Novel molecular insights of gastric cancer dissemination and prognosis

E. Carrasco-Garcia^1,2,3, J. Elizazu¹, A. Artetxe-Zurutuza¹, M. Otaegi-Ugartemendia¹, S. Arevalo¹, M. Moreno-Valladares¹, M. Montes⁴, I. Ruiz-Montesinos⁵, A. Matheu^1,2,3

¹Biogipuzkoa HRI, Cellular Oncology group, San Sebastian, Spain
²IKERBASQUE, Basque Foundation for Science, Bilbao, Spain
³CIBERfes, Madrid, Spain
⁴Biogipuzkoa HRI, Infectious Diseases Area, San Sebastian, Spain
⁵Donostia University Hospital, Department of Gastrointestinal Surgery, San Sebastian, Spain

Introduction:

Gastric Cancer (GC) is a major health problem, with 968,350 new cases and 659,853 deaths per year worldwide.

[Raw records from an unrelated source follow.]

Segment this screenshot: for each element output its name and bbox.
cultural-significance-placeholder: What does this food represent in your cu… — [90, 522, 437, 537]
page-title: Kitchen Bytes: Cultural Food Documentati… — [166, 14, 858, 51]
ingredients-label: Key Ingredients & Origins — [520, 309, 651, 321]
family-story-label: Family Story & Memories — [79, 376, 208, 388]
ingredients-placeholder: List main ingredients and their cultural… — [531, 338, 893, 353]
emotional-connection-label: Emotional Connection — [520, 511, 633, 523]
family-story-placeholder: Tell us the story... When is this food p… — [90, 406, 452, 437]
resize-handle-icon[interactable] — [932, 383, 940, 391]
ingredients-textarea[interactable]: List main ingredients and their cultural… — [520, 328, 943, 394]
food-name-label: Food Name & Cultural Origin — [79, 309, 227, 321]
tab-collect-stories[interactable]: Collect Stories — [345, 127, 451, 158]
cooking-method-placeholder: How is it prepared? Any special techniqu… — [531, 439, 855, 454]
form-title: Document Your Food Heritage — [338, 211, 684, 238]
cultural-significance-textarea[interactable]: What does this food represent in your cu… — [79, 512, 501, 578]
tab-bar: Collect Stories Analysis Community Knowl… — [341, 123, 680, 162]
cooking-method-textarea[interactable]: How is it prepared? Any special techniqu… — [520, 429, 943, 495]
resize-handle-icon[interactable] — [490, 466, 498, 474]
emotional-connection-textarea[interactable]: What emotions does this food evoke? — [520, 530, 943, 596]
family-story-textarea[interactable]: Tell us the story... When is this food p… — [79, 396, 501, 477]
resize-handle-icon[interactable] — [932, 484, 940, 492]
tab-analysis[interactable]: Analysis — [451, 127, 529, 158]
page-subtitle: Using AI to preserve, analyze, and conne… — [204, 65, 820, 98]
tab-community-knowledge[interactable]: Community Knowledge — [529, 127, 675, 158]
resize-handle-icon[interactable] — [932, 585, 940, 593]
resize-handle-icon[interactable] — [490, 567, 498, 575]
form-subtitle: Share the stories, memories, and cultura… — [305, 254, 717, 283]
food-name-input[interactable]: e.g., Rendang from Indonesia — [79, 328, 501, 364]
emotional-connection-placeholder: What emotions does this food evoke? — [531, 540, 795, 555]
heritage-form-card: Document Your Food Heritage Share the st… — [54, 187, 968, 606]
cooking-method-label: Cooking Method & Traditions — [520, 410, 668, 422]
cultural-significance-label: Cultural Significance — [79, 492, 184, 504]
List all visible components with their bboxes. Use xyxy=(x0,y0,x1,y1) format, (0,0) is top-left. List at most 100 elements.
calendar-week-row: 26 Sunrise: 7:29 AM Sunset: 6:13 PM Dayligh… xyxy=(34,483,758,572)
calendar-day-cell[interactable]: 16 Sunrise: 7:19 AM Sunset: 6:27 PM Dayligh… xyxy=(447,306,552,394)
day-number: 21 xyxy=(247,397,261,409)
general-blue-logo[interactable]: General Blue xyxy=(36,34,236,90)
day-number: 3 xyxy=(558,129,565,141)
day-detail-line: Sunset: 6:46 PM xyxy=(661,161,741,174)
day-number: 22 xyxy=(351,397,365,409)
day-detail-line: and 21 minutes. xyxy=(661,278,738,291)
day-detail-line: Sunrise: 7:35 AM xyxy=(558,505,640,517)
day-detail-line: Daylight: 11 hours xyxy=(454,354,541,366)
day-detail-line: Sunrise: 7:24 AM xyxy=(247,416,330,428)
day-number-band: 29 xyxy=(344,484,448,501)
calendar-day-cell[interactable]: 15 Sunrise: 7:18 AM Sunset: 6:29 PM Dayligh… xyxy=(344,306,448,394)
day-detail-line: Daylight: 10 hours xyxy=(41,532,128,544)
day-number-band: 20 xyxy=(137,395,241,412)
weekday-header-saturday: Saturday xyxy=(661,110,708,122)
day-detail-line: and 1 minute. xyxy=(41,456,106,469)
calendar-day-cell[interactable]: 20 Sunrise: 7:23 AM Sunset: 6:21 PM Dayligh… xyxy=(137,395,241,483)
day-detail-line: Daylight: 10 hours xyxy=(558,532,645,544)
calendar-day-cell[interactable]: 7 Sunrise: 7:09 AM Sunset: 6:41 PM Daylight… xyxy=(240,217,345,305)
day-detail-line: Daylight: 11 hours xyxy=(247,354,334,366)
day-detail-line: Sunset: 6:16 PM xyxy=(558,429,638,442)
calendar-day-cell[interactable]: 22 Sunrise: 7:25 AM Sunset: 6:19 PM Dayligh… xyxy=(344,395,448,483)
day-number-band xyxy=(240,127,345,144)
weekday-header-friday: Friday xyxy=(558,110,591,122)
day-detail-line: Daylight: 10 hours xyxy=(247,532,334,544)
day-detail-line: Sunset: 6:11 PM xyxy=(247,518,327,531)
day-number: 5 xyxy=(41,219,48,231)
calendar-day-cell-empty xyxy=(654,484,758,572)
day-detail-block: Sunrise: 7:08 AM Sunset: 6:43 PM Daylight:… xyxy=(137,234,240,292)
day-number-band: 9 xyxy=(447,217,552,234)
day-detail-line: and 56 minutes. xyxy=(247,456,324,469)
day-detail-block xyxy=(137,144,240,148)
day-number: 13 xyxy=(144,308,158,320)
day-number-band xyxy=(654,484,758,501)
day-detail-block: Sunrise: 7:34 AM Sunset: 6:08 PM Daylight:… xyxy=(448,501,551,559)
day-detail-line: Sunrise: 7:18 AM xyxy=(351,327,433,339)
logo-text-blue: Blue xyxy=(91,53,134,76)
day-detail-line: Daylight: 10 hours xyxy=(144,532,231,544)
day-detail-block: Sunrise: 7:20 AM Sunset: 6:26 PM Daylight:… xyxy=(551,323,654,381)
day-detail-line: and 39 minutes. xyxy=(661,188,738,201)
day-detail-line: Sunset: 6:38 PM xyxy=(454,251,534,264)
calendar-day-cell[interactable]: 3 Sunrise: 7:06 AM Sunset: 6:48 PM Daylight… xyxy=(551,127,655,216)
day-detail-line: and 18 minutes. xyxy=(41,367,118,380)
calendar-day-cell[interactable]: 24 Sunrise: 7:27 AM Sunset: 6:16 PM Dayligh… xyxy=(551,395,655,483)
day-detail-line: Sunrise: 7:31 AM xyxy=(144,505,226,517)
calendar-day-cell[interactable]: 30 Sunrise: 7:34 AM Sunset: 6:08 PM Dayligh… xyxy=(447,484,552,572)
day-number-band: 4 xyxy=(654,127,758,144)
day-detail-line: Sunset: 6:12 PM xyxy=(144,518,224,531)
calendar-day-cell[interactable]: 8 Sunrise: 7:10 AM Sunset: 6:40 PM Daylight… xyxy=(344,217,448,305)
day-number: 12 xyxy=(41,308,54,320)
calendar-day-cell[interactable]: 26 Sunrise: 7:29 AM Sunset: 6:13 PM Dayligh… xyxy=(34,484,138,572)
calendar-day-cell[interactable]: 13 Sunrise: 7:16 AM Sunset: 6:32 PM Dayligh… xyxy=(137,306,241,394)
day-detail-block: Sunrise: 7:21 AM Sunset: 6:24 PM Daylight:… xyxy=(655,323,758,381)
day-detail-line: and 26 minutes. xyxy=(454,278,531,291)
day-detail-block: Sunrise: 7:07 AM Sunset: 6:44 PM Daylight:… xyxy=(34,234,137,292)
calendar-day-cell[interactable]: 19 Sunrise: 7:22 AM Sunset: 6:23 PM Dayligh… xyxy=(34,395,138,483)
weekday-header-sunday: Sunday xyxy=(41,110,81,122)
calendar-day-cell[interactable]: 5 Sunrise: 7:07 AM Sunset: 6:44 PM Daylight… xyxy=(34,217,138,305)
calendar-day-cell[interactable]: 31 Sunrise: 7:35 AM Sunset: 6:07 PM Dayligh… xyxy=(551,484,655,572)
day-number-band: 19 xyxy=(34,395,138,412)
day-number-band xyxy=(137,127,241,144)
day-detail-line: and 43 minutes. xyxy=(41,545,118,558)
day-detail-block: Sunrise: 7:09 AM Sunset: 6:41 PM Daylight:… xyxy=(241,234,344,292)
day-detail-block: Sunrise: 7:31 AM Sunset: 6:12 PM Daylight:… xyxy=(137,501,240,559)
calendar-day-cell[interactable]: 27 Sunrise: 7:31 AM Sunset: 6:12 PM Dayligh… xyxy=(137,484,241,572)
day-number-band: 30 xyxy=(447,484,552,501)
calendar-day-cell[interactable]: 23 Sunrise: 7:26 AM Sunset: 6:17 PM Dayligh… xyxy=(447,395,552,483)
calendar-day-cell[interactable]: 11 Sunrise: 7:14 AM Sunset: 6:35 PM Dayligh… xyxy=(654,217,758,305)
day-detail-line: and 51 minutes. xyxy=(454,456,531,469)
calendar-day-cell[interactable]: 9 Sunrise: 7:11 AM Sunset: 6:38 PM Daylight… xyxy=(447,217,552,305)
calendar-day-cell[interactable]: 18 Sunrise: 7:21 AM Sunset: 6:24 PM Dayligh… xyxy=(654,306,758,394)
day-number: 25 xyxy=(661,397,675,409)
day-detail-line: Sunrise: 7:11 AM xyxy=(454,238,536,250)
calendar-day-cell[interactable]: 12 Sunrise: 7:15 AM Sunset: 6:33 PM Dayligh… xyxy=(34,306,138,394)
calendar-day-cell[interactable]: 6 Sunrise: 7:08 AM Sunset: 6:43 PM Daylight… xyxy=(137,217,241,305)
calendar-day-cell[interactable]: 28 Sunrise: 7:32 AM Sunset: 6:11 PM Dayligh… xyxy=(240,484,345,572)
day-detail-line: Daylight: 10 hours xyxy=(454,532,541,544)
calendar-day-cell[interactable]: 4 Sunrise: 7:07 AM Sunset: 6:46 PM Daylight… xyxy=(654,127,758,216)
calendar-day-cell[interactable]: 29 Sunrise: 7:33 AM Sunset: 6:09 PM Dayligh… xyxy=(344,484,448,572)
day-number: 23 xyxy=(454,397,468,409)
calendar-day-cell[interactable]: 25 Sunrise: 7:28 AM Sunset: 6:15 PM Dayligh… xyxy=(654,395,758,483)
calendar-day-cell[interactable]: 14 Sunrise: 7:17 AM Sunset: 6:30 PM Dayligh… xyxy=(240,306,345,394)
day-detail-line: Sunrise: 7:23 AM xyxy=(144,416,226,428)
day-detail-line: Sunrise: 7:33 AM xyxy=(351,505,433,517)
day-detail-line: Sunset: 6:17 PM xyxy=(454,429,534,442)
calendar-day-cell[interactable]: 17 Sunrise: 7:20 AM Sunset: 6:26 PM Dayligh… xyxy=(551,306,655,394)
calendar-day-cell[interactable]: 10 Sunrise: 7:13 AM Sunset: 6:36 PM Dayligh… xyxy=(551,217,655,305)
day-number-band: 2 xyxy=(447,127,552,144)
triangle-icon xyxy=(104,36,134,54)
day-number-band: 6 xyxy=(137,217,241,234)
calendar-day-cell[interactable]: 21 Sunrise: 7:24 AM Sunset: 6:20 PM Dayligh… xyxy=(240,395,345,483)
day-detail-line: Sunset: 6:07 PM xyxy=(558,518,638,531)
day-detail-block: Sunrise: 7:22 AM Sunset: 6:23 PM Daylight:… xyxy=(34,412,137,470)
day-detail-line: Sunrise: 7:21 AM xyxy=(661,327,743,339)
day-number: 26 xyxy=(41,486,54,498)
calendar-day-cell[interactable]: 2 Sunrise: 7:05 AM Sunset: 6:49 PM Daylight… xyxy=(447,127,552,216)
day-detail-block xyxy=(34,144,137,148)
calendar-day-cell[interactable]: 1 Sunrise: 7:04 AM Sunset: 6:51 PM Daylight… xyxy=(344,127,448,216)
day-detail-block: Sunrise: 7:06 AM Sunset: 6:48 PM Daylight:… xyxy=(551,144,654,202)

GC exhibits a high tendency for recurrence and early-stage metastasis development. Consequently, the prognosis for GC patients is poor, with an average 5-year survival rate of 36%, dropping to only 10% for patients presenting distant metastases. However, the molecular determinants governing GC progression and metastasis are currently unknown.

Material and method:

We took advantage of publicly available GC datasets from TCGA for the identification of matched genes among the 100 genes most associated with overall survival (OS) and disease-free survival (DFS). We confirmed the association of the identified genes with poor prognosis in the ACRG GC cohort and in over 2000 GC cases obtained from the integration of several cohorts using our own analysis pipeline. The Kaplan-Meier method and multivariate Cox regression analyses were used to determine prognostic significance, and linear modelling and correlation analyses were used to assess associations with clinicopathological parameters and biological hallmarks. Moreover, we performed in vitro and in vivo functional studies and transcriptomics (RNA sequencing) in GC cells to assess the role and mechanism of the most promising candidate gene among the initially identified genes.

Result and discussion:

ANKRD6, ITIH3, SORCS3, NPY1R, and CCDC178 were the matched genes among the 100 genes most associated with overall survival (OS) and disease-free survival (DFS) in the TCGA GC cohort. High expression of these genes, individually and as a signature, was associated with reduced survival, recurrence, and node invasion in different GC cohorts. Moreover, the expression of ANKRD6 and ITIH3 was significantly higher in metastasis, and their levels correlated with markers of Epithelial to Mesenchymal Transition (EMT) and stemness in GC samples. In line with this, RNAseq analysis identified EMT among the pathways significantly altered in ANKRD6-silenced GC cells. Accordingly, ANKRD6 silencing in GC metastatic cells showed abrogation of tumorigenic and metastatic traits in vitro and in vivo.

Conclusion:

Our investigation uncovered a novel gene signature implicated in GC malignancy and prognosis and identified, for the first time, the pro-metastatic activity of ANKRD6 in the disease.